Her remains had been hanging on the wall as part of a display of Native bones in this central Ontario community.
Taylor said the exhibit was offensive. The bones of Natives are sacred and belong in the ground, she said.
"And it's not just Natives," said the 37-year-old Iroquois Indian.
"It's a human tissue. It's disgusting that museums have mummies on display and artifacts from graves. These people should be left in peace."
Taylor asked officials at the museum to rebury the bones. Museum curator Jamie Hunter quickly agreed and helped Taylor set up a reburial committee.
But trying to come up with final resting places for Native remains is a tough job.
Taylor said she approached nearby reserves Rama, Christian Island and Moose Deer Point to take the bones of a Huron for reburial but they refused.
"I even called the Hurons in Quebec. I was willing to go down there on the bus with the bones, but they didn't want them."
Bands are trying to stay out of an ongoing dispute between Native activists and traditionalists and some of North America's largest museums and universities, she said.
These institutions are home to thousands of Native bones dug up by archaeologist, found by farmers or unearthed at construction sites.
The museums want to keep the collections, to use them for study.
Giving back bones opens the door to demand a return of all sacred objects, said Taylor, a group home worker in Midland.
Still, the bones should be returned to Native communities for burial, she said.
"How would you like it if Indians dug up your grandmother, took her wedding ring to study it, and charged people a dollar to come in and look at her skeleton?
"People don't realize that these bones are from our ancestors. I've reburied bones that were only 100 years old. The children of that person could easily be alive, and it's not a stretch to believe that those belong to someone's grandmother."
Taylor and the museum have reached an agreement that allows the bones to be studied and then turned over to the committee for burial.
Remains found in the area are sent to the Cape Croker reserve near Wiarton on the Bruce Peninsula, and the Six Nations reserve near the south-western Ontario city of Brantford.

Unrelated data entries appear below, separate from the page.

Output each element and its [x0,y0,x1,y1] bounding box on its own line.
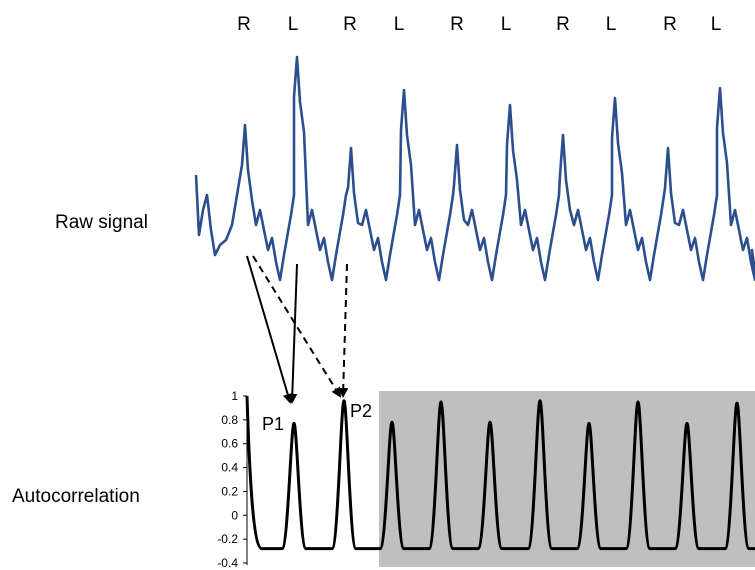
gait-label-r-3: R [343,14,357,35]
arrow-dashed-to-p2-left [252,255,342,398]
y-tick-label: 0 [231,508,238,522]
gait-label-r-7: R [556,14,570,35]
gait-label-l-10: L [711,14,722,35]
gait-label-l-6: L [501,14,512,35]
peak-label-p1: P1 [262,414,284,434]
y-tick-label: -0.4 [217,556,238,570]
raw-signal-trace [194,55,755,282]
arrow-dashed-to-p2-right [338,263,349,398]
gait-label-r-5: R [450,14,464,35]
y-tick-label: 0.2 [221,484,238,498]
lag-arrows [246,255,349,404]
gait-label-l-4: L [394,14,405,35]
gait-label-r-1: R [237,14,251,35]
gait-label-l-2: L [288,14,299,35]
peak-label-p2: P2 [350,401,372,421]
gait-label-l-8: L [606,14,617,35]
autocorrelation-label: Autocorrelation [12,486,140,507]
raw-signal-label: Raw signal [55,212,148,233]
gait-label-r-9: R [663,14,677,35]
y-tick-label: 0.4 [221,461,238,475]
y-tick-label: 0.6 [221,437,238,451]
arrow-solid-to-p1-left [246,255,293,404]
y-tick-label: 0.8 [221,413,238,427]
y-axis-ticks: 1 0.8 0.6 0.4 0.2 0 -0.2 -0.4 [217,389,247,570]
autocorrelation-trace [245,395,755,551]
y-tick-label: -0.2 [217,532,238,546]
y-tick-label: 1 [231,389,238,403]
arrow-solid-to-p1-right [287,263,298,404]
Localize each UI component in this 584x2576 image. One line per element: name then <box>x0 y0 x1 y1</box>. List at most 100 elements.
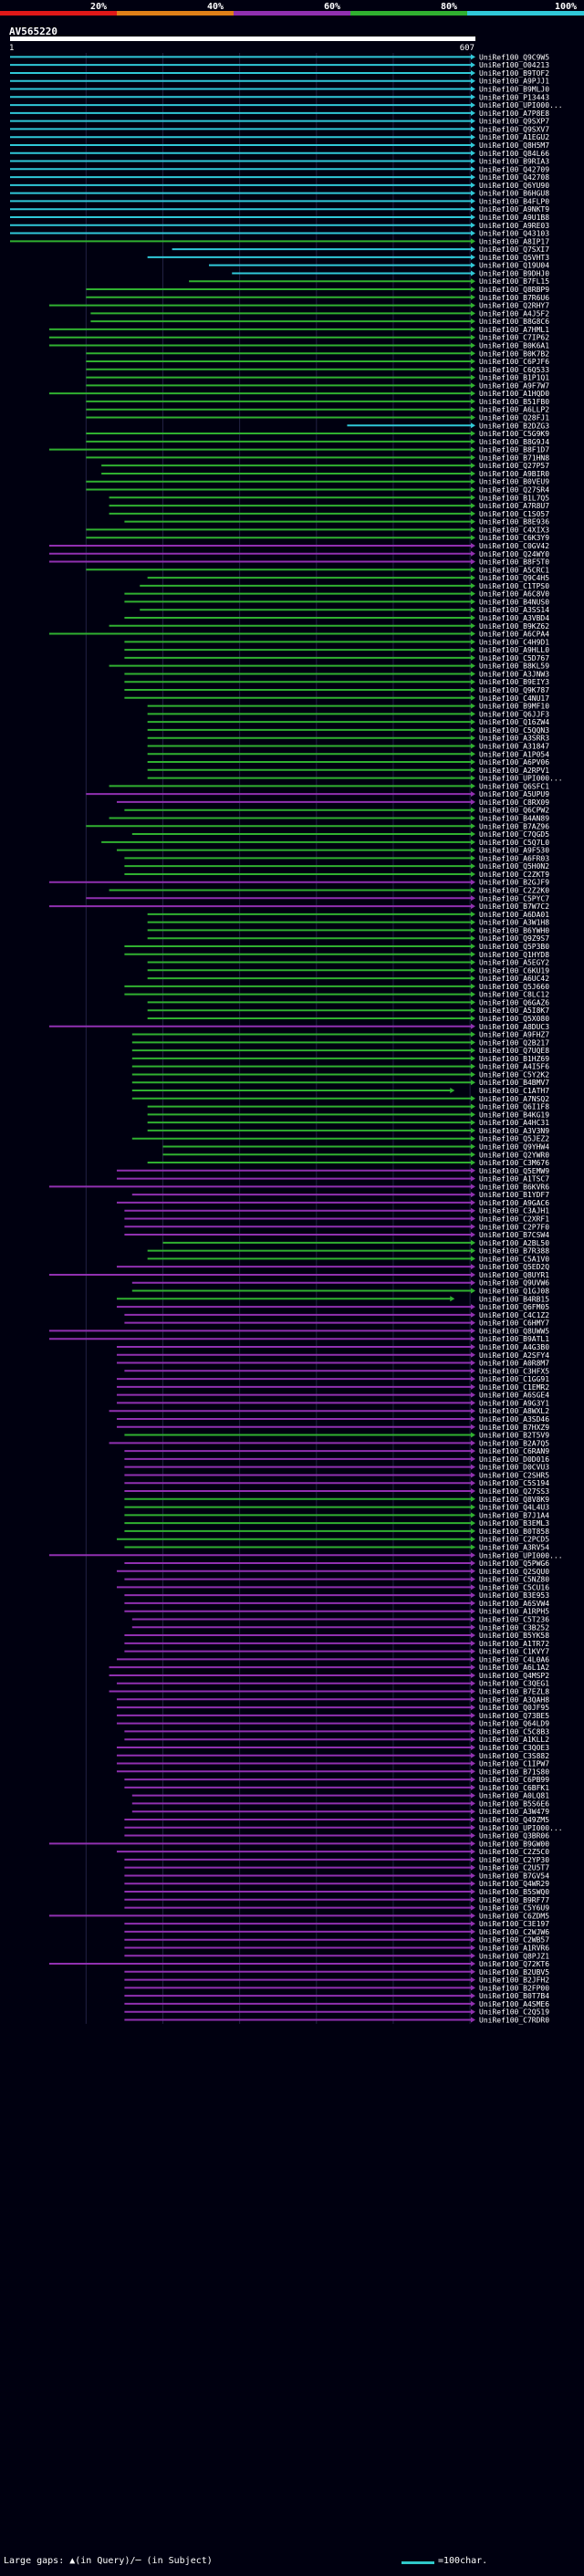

"A lot of the reserve graveyards are getting pretty full. If it came down to it we would buy a grave in a graveyard. So far, we've been lucky."
Taylor's nine-year-old son, Rebel, helps her find resting places for the bones.
"It's important for my son to realize the importance of the past," the said. "He's part of the future for Native people."
Taylor has reburied the bones of the young girl from the Midland museum and skeletons of two other Native people found in the Georgian Bay area since the burial committee was formed four years ago.
As well, she found a home for a skull that was found in Penetanguishene Bay two summers ago. A boy stepped on it while swimming.
Next spring, Taylor will receive the bones of four Ojibwa found about five years ago in Orillia when construction crews were digging up a driveway.
The coroner's office now sends all Native remains found in Simcoe County to Taylor's reburial committee.
"It's a big struggle," she said.
"But there are some people who are coming around and saying we've got to give this stuff back."